Angioplasty vs Bypass surgery

With the rising number of heart disease patients, heart surgery has become fairly common. Of course, that doesn’t reduce the cost, the risk or the fear for one undergoing such a surgery. Knowing what the two commonest forms of heart surgery entail might make it easier to accept the procedure.

Angio = vessel and plasty = moulding. Angioplasty is essentially a procedure where a small stent is placed inside the blocked artery that supplies the heart. The artery might have been blocked due to ageing by a process called arteriosclerosis or due to cholesterol deposits. In either case, the stent, which is a few millimetres long, soft metal tube, is placed precisely at the spot of the narrowing. Before the stent is placed, the narrowing is made wider using a small, inflatable balloon after which the stent is put in place. The stent can be medicated or plain and keeps the narrowed tube patent thereafter, restoring complete blood flow to the heart.

A coronary artery bypass graft surgery or more commonly, a bypass surgery, is like creating a diversion on the road by redirecting the traffic onto another lane. Using other healthy veins/arteries from the body as grafts, the blocked arteries of the heart are bypassed and the grafts are fitted in place such that the affected region of the heart gets a full blood supply again.

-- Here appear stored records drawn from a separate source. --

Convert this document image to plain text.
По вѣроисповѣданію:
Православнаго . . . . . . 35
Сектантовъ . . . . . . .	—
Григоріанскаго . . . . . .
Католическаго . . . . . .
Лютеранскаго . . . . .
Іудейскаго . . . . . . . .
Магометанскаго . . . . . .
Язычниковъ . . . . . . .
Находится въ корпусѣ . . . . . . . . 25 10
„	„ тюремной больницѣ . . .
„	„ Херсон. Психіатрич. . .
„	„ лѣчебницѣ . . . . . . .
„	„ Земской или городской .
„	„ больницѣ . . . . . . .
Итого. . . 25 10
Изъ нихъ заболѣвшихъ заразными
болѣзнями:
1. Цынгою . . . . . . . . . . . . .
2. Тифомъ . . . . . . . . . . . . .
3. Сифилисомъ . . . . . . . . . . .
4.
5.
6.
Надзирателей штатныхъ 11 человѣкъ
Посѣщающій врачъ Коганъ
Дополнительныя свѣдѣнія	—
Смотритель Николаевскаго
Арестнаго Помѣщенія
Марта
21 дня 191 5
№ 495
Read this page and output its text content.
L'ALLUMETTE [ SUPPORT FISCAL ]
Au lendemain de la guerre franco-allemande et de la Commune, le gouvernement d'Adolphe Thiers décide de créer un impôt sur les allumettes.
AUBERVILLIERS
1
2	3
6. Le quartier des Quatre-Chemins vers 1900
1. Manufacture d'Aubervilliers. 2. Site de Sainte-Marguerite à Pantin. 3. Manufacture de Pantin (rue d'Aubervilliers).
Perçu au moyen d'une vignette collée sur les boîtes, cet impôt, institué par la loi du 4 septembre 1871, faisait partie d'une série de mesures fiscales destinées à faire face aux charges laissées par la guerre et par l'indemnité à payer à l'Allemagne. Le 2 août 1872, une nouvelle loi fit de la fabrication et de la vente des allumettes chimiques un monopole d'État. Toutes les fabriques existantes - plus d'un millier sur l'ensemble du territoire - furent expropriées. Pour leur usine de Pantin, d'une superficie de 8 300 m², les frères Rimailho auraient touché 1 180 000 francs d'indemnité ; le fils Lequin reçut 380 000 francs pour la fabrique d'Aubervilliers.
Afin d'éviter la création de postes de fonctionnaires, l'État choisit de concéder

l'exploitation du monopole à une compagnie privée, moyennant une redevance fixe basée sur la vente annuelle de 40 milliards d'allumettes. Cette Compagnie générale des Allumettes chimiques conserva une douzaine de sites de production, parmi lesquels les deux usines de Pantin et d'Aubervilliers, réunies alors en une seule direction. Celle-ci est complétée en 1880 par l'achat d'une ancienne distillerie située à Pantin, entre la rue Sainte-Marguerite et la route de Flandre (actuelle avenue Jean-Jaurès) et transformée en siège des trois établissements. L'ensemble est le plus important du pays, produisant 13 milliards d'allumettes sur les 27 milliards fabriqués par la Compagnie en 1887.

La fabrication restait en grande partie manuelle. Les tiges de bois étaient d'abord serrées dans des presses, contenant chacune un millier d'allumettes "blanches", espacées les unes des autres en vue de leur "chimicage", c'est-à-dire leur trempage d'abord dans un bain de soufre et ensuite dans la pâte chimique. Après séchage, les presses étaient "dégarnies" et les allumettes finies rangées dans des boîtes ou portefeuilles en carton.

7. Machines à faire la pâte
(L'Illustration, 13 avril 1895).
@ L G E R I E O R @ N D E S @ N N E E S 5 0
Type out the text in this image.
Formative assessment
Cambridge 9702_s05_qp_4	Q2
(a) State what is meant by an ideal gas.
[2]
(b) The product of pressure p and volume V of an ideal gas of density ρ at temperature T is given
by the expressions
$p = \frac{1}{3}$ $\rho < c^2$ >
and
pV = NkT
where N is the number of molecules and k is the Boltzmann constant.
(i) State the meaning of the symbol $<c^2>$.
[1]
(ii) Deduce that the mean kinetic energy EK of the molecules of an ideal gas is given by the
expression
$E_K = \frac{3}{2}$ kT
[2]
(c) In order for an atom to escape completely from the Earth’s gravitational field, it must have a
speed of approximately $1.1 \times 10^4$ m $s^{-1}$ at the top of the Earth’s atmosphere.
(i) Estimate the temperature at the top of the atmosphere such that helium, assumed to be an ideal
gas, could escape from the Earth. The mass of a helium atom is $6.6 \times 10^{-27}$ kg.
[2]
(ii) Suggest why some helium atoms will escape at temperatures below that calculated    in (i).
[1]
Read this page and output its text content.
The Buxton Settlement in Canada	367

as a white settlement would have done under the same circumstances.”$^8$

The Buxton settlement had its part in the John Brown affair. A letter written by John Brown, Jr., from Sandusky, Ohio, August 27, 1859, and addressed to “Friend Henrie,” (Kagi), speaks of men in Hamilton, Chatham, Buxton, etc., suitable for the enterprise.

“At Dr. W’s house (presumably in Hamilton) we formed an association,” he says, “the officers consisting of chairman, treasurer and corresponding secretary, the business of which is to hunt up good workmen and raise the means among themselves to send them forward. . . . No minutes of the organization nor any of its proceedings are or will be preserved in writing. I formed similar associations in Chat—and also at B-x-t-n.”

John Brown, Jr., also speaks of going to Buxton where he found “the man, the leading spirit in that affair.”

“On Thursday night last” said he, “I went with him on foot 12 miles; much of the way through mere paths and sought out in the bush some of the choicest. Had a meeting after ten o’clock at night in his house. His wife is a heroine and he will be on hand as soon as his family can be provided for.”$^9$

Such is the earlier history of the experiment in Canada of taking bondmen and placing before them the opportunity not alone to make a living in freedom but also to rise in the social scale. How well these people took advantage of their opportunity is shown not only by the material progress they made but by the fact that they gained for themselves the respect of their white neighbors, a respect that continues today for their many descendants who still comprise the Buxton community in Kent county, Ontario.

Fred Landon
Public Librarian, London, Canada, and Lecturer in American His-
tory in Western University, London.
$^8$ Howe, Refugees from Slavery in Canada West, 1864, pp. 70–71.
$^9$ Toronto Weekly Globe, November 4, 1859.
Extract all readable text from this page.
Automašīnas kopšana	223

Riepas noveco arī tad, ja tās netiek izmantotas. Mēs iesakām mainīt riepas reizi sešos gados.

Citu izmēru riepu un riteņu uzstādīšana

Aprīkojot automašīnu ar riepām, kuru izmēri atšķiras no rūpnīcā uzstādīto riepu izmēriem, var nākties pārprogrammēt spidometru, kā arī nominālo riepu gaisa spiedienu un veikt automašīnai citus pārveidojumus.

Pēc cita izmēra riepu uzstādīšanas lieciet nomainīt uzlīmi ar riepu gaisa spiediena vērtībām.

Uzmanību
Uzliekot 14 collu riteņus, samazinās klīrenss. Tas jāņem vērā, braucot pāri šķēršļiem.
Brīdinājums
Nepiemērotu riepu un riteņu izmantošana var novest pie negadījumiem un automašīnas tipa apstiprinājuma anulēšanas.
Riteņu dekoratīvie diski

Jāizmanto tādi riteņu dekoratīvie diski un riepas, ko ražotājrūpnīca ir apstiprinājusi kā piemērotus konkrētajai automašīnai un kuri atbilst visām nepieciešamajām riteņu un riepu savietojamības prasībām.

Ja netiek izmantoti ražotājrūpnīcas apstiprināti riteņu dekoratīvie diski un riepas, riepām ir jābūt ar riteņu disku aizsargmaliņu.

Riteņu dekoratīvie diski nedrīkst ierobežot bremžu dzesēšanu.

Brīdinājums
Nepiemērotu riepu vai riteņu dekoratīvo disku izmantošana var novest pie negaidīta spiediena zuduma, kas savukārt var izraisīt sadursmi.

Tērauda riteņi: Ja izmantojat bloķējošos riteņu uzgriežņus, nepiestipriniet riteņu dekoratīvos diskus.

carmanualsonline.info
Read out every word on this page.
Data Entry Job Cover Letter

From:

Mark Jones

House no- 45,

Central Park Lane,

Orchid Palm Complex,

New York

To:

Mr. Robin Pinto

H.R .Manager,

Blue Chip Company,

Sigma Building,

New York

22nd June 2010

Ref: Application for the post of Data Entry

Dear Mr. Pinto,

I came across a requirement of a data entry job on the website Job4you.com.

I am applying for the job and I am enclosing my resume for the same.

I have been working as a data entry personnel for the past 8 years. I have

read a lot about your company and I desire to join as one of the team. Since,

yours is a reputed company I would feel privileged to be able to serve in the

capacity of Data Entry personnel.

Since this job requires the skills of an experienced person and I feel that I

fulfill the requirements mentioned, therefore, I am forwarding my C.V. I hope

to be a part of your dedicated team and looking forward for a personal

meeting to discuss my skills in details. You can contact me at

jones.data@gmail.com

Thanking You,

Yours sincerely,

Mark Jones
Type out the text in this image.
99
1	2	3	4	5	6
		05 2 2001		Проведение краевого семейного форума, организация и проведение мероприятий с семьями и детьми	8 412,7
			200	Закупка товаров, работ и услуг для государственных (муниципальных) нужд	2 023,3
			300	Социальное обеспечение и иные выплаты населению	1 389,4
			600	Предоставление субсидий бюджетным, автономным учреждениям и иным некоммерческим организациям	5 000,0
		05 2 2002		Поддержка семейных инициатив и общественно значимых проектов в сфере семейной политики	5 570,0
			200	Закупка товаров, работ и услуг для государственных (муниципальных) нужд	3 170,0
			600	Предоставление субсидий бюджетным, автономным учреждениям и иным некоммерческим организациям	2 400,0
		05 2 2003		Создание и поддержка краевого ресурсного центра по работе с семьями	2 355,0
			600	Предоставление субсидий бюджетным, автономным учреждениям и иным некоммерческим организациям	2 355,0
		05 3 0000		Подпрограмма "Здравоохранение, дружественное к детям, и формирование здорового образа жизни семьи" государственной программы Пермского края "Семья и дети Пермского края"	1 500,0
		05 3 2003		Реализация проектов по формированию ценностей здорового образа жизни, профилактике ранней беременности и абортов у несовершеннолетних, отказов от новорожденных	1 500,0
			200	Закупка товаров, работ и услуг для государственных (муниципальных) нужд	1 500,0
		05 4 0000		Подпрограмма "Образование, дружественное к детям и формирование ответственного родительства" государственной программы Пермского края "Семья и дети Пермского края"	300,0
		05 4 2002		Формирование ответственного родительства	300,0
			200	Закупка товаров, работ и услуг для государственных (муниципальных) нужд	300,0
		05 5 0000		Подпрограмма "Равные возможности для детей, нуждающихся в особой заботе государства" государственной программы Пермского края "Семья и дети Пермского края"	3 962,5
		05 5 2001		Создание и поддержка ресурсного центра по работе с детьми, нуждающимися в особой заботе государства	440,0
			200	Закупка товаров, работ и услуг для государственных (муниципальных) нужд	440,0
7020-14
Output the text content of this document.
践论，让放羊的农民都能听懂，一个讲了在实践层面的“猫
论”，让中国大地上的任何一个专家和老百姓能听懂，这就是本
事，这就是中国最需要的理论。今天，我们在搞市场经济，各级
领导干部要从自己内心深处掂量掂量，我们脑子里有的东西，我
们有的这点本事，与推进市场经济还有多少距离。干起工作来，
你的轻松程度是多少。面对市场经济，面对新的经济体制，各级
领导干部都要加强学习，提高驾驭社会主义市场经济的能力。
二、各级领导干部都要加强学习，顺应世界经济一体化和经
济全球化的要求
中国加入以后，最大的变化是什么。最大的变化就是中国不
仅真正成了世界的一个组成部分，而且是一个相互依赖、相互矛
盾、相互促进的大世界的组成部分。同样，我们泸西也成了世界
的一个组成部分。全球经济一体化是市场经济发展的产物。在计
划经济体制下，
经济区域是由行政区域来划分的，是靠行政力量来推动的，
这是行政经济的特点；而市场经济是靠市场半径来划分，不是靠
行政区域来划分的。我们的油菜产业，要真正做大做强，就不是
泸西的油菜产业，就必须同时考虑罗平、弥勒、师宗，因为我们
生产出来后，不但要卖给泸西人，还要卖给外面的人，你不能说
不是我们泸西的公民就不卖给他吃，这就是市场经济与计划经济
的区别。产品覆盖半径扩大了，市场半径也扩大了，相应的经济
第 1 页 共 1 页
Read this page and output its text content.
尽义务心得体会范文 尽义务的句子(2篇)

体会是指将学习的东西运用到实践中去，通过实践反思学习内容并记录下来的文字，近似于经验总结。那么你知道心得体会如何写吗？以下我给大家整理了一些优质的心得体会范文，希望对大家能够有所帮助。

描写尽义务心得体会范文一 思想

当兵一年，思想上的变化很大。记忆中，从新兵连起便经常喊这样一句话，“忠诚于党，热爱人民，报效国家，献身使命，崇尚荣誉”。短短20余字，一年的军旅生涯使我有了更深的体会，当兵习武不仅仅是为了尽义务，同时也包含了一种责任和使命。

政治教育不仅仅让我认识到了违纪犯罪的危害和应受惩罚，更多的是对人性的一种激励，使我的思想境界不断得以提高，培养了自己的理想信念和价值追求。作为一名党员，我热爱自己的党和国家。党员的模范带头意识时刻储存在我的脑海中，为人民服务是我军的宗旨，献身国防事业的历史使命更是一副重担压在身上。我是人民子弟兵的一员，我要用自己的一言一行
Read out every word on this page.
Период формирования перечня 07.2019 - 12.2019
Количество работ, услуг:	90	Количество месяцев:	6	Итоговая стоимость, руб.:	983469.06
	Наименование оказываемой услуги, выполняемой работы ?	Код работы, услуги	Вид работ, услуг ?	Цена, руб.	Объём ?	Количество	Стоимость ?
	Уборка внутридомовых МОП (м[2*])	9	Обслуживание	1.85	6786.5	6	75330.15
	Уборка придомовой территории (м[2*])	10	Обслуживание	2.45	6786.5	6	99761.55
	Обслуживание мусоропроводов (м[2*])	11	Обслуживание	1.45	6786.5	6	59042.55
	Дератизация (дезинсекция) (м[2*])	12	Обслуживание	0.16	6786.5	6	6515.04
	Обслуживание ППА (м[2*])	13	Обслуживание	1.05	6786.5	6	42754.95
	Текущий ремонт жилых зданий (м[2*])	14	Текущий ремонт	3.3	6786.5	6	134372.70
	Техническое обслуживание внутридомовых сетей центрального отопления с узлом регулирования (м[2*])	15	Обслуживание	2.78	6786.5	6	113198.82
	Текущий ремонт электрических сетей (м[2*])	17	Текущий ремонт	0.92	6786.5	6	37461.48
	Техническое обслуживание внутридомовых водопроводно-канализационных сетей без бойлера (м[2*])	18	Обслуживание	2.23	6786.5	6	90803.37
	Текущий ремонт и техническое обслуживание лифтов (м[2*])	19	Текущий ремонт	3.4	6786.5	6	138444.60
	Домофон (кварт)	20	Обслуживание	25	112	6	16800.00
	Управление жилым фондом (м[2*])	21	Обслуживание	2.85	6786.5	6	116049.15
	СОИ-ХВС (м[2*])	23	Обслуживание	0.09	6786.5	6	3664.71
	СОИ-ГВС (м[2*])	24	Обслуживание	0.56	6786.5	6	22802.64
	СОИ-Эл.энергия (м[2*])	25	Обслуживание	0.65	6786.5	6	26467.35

An angioplasty is performed when the blockages are less than three or if the person is unwilling for a bypass. A bypass surgery is always preferable if there are more than 2 blocked arteries. An angioplasty is a much shorter procedure, with the actual procedure lasting under an hour. Bypass surgery also called open heart surgery, is fairly longer, lasting between 3-6 hours, depending on the number of arteries being bypassed. The patient is mostly kept awake and conscious during an angioplasty. Only a local anaesthetic is given in the region from where the guide wire is inserted. During a bypass surgery, the patient is kept unconscious during the entire procedure.

Also, the procedures themselves are so very different that it makes the doctor’s skill and experience a concern. In an angioplasty, the entire procedure of unblocking the artery using a balloon and stenting it, is done using a guide wire passed in through an artery in the arm or thigh. The amount of skill required is a lot, but the risks are lesser when you compare it to a bypass surgery. During a bypass surgery, the rib cage is opened to access the heart, arteries manually removed from the chest or the thigh region and stapled into place in the heart to restore blood supply to the affected region. An experienced doctor will do a job so good that the new grafts will never give you any trouble for the remainder of your life. Stents, in fact, have the risk of collapsing in the first one year after placement. In such a case, one has to opt for an emergency bypass surgery.

Take home pointers:

Angioplasty involves placing a tiny metal tube inside the blocked artery of the heart to restore blood flow. Bypass surgery involves replacing old blocked arteries with new, patent ones from the patient’s own body.
Angioplasty is shorter, easier, has less recovery time and lesser risks.
Bypass surgery is longer, requires greater skill and precision, has a longer recovery time and more risks during procedure.
Cost-wise the difference is not too significant between the procedures.
Both the procedures are equally beneficial, although the skill of the doctor is an important deciding factor in the outcome.